I just read Paperless classroom arrives in TN and I have to say that this is a great idea. It is an idea which my university has been moving toward for years -- but which is still a long way from being fully realized. Why? More on that later...
Unlike public public schools, private schools such as the one in Tennessee are often reasonably well funded and, more importantly, many have the vision to establish life-cycle funding for their IT infrastructure (in fact, for all of their infrastructure.) For some odd reason, public institutions don't seem to have that foresight. Perhaps it's because their budgets are under the control of politicians, not administrators.
Whether public or private, universities are funded in much the same way as private schools. Life-cycle funding is the norm and one time money for special projects always comes with an awareness that, down the road, life-cycle funding will be required for any successful project .
In a recent post (Buy a server, save a tree), I pointed out that over it's lifetime a $2,000 printer will consume $40,000 in paper and toner. One has to ask... How many textbooks could be digitized and placed on a central server for that same $40,000? And, how many more students could be served by that information compared to those who will be served by the output of that $2,000 printer? Add to that the fact that once digitized, the contents of those textbooks is not lost through wear and tear and the advantages become clear.

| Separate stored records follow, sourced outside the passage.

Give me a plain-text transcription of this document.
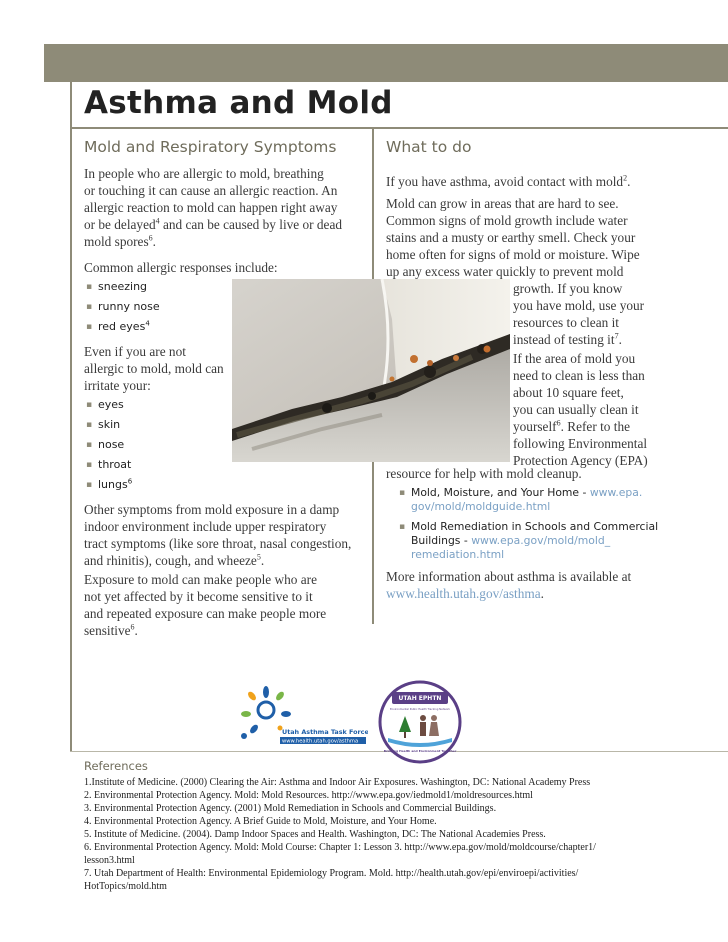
Asthma and Mold
Mold and Respiratory Symptoms	What to do
In people who are allergic to mold, breathing
or touching it can cause an allergic reaction. An
allergic reaction to mold can happen right away
or be delayed$^4$ and can be caused by live or dead
mold spores$^6$.
Common allergic responses include:
▪ sneezing
▪ runny nose
▪ red eyes$^4$
Even if you are not
allergic to mold, mold can
irritate your:
▪ eyes
▪ skin
▪ nose
▪ throat
▪ lungs$^6$
Other symptoms from mold exposure in a damp
indoor environment include upper respiratory
tract symptoms (like sore throat, nasal congestion,
and rhinitis), cough, and wheeze$^5$.
Exposure to mold can make people who are
not yet affected by it become sensitive to it
and repeated exposure can make people more
sensitive$^6$.
If you have asthma, avoid contact with mold$^2$.
Mold can grow in areas that are hard to see.
Common signs of mold growth include water
stains and a musty or earthy smell. Check your
home often for signs of mold or moisture. Wipe
up any excess water quickly to prevent mold
growth. If you know
you have mold, use your
resources to clean it
instead of testing $it^7$.
If the area of mold you
need to clean is less than
about 10 square feet,
you can usually clean it
yourself$^6$. Refer to the
following Environmental
Protection Agency (EPA)
resource for help with mold cleanup.
▪ Mold, Moisture, and Your Home - www.epa.
gov/mold/moldguide.html
▪ Mold Remediation in Schools and Commercial Buildings - www.epa.gov/mold/mold_
remediation.html
More information about asthma is available at
www.health.utah.gov/asthma.
Utah Asthma Task Force
www.health.utah.gov/asthma
UTAH EPHTN
Environmental Public Health Tracking Network
Bringing Health and Environment Together
References
1.Institute of Medicine. (2000) Clearing the Air: Asthma and Indoor Air Exposures. Washington, DC: National Academy Press
2. Environmental Protection Agency. Mold: Mold Resources. http://www.epa.gov/iedmold1/moldresources.html
3. Environmental Protection Agency. (2001) Mold Remediation in Schools and Commercial Buildings.
4. Environmental Protection Agency. A Brief Guide to Mold, Moisture, and Your Home.
5. Institute of Medicine. (2004). Damp Indoor Spaces and Health. Washington, DC: The National Academies Press.
6. Environmental Protection Agency. Mold: Mold Course: Chapter 1: Lesson 3. http://www.epa.gov/mold/moldcourse/chapter1/
lesson3.html
7. Utah Department of Health: Environmental Epidemiology Program. Mold. http://health.utah.gov/epi/enviroepi/activities/
HotTopics/mold.htm
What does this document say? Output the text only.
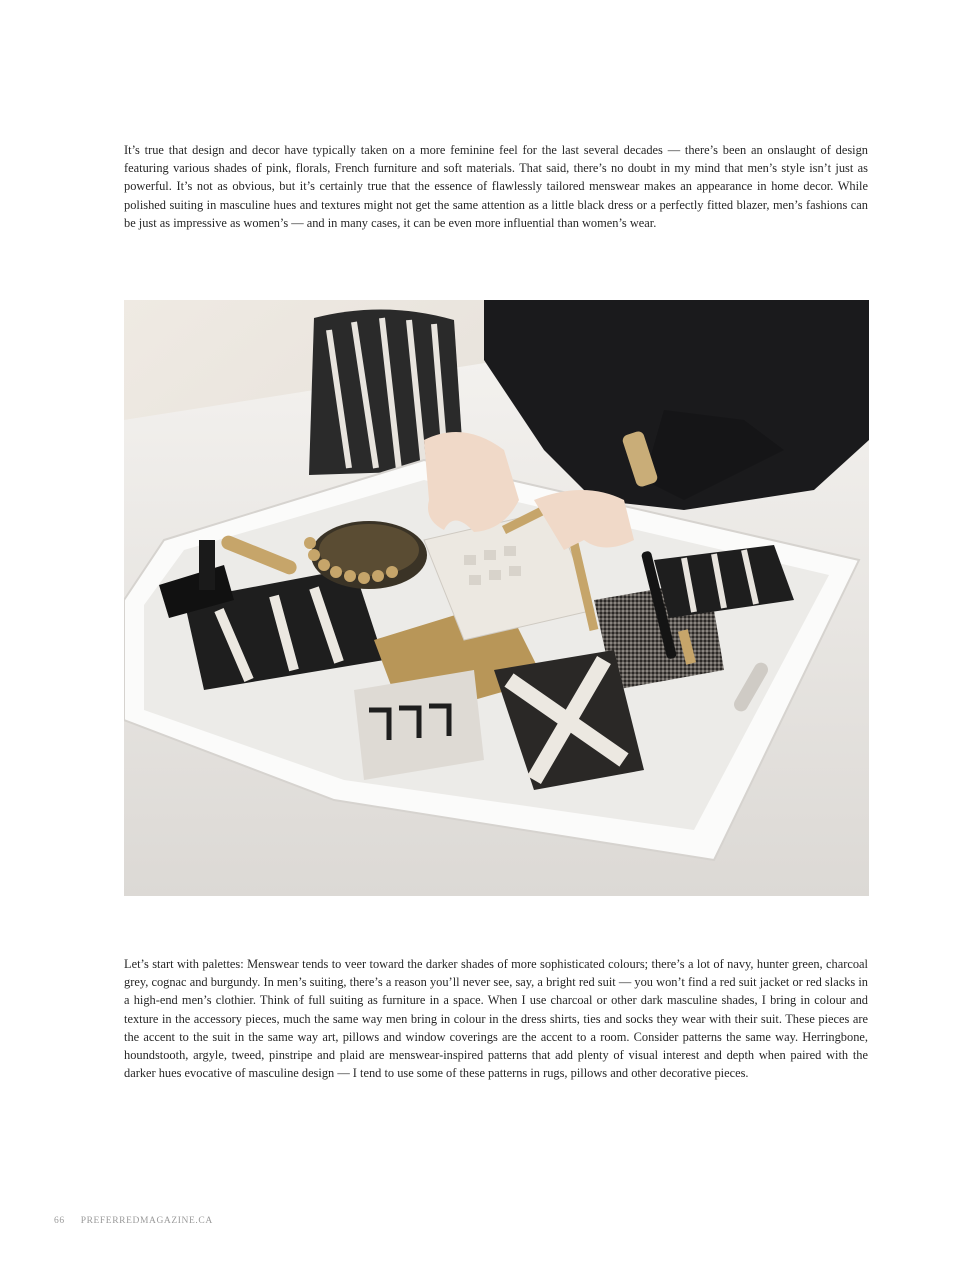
It’s true that design and decor have typically taken on a more feminine feel for the last several decades — there’s been an onslaught of design featuring various shades of pink, florals, French furniture and soft materials. That said, there’s no doubt in my mind that men’s style isn’t just as powerful. It’s not as obvious, but it’s certainly true that the essence of flawlessly tailored menswear makes an appearance in home decor. While polished suiting in masculine hues and textures might not get the same attention as a little black dress or a perfectly fitted blazer, men’s fashions can be just as impressive as women’s — and in many cases, it can be even more influential than women’s wear.

Let’s start with palettes: Menswear tends to veer toward the darker shades of more sophisticated colours; there’s a lot of navy, hunter green, charcoal grey, cognac and burgundy. In men’s suiting, there’s a reason you’ll never see, say, a bright red suit — you won’t find a red suit jacket or red slacks in a high-end men’s clothier. Think of full suiting as furniture in a space. When I use charcoal or other dark masculine shades, I bring in colour and texture in the accessory pieces, much the same way men bring in colour in the dress shirts, ties and socks they wear with their suit. These pieces are the accent to the suit in the same way art, pillows and window coverings are the accent to a room. Consider patterns the same way. Herringbone, houndstooth, argyle, tweed, pinstripe and plaid are menswear-inspired patterns that add plenty of visual interest and depth when paired with the darker hues evocative of masculine design — I tend to use some of these patterns in rugs, pillows and other decorative pieces.

66 PREFERREDMAGAZINE.CA
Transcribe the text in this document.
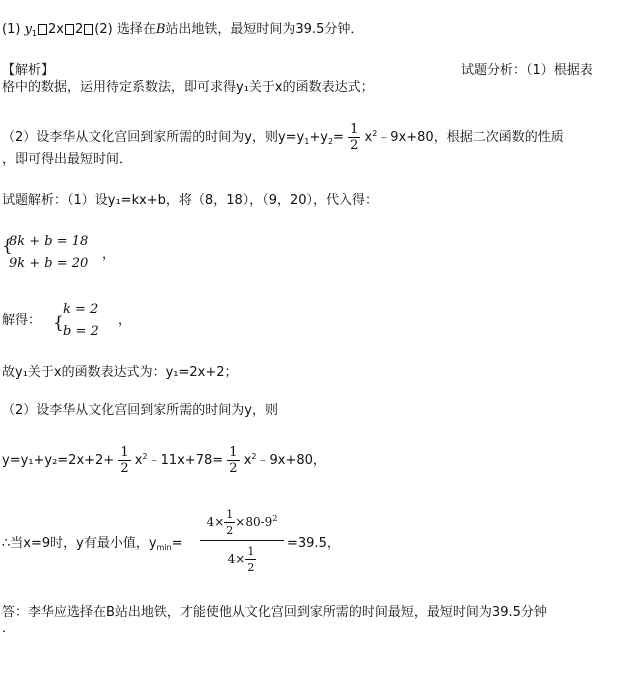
(1) $y_1$ 2x 2 (2) 选择在B站出地铁，最短时间为39.5分钟．
【解析】	试题分析：（1）根据表
格中的数据，运用待定系数法，即可求得y₁关于x的函数表达式；
（2）设李华从文化宫回到家所需的时间为y，则$y=y_1+y_2= \frac{1}{2}$ $x^2﹣9x+80$，根据二次函数的性质
，即可得出最短时间．
试题解析：（1）设y₁=kx+b，将（8，18），（9，20），代入得：
{
8k + b = 18
9k + b = 20
，
解得： {
k = 2
b = 2
，
故y₁关于x的函数表达式为：y₁=2x+2；
（2）设李华从文化宫回到家所需的时间为y，则
$y=y_1+y_2=2x+2+ \frac{1}{2}$ $x^2﹣11x+78= \frac{1}{2}$ $x^2﹣9x+80$，
∴当x=9时，y有最小值，$y_{min}= \frac{4\times \frac{1}{2} \times 80-9^2}{4\times \frac{1}{2}} =39.5$，
答：李华应选择在B站出地铁，才能使他从文化宫回到家所需的时间最短，最短时间为39.5分钟
．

Sure, you could just send your students out to the web (where the digitization had already been done) but that does not help them learn how to package the information that they find in any meaningful way. Nor does it provide the educator with the opportunity to present the materials in a manner suitable to the needs of the course. The digitization of course-specific materials enables the educator to prepare materials geared to the needs of their students and the needs of the subject material. Oh yes, and it saves a few trees along the way!
At my university, a large and growing volume of material is being made available digitally. A robust infrastructure makes it possible for students to gain access to much of their class material 24/7 via the web. Eighty-five percent of our students own their own computers and even those who live off-campus have VPN access to our internal network. So why are so many of our faculty still telling their students to print out these materials and bring them to class on paper?
A clue lies in the article about Battle Ground Academy in Tennessee. To gain classroom access to these materials, Battle Ground Academy provides carts of tablet PCs to their teachers. These carts are are managed much like any other audio-visual equipment, of years gone by. During class, each student has a tablet with access to the text being studied and the tools to manipulate that text, as if it were on paper.
And there's the rub ...
While a great deal study material does not need to be brought into the classroom -- a lot of it still does. Battle Ground Academy solved that problem by providing tablet PCs to its students during class -- but in a university setting, this is simply not always practical. Unlike secondary education, university departments are autonomous -- with autonomous budgets (some disproportionately large, and some disproportionately small). Insuring that each student has a tablet PC -- and thus the ability to study and manipulate text while in the classroom is a great deal more difficult. You could mandate that all students bring a laptop or tablet PC (or even a PDA) to class but few academic departments are willing to do that.
To their credit, a growing number of faculty are still saving their students hundreds of dollars per year by making class material available on-line instead of asking their students to buy textbooks when only a portion of the material in that textbook will actually be used. Even if their students are paying printing fees, this still represents a remarkable savings to the student -- and it saves the department the expense of preparing course packets for its students. Still, a great deal more could be done to reduce dependence upon printing when those dollars could be much better spent on hardware and software to provide all students access to to the collected works of the human race -- most of which are now available somewhere on the web (if they could only find it.)
Whether in the public schools or in higher education, many of our educators are still woefully unprepared to embrace new ways of disseminating information to their students. All too often people under-utilize emerging technology by applying it to old ways of doing things. New technology opens the doors for new, previously unforeseen, paradigms. The sooner old paradigms are abandoned and new paradigms embraced, the better for our educators and our institutions -- but most importantly, the better for our students.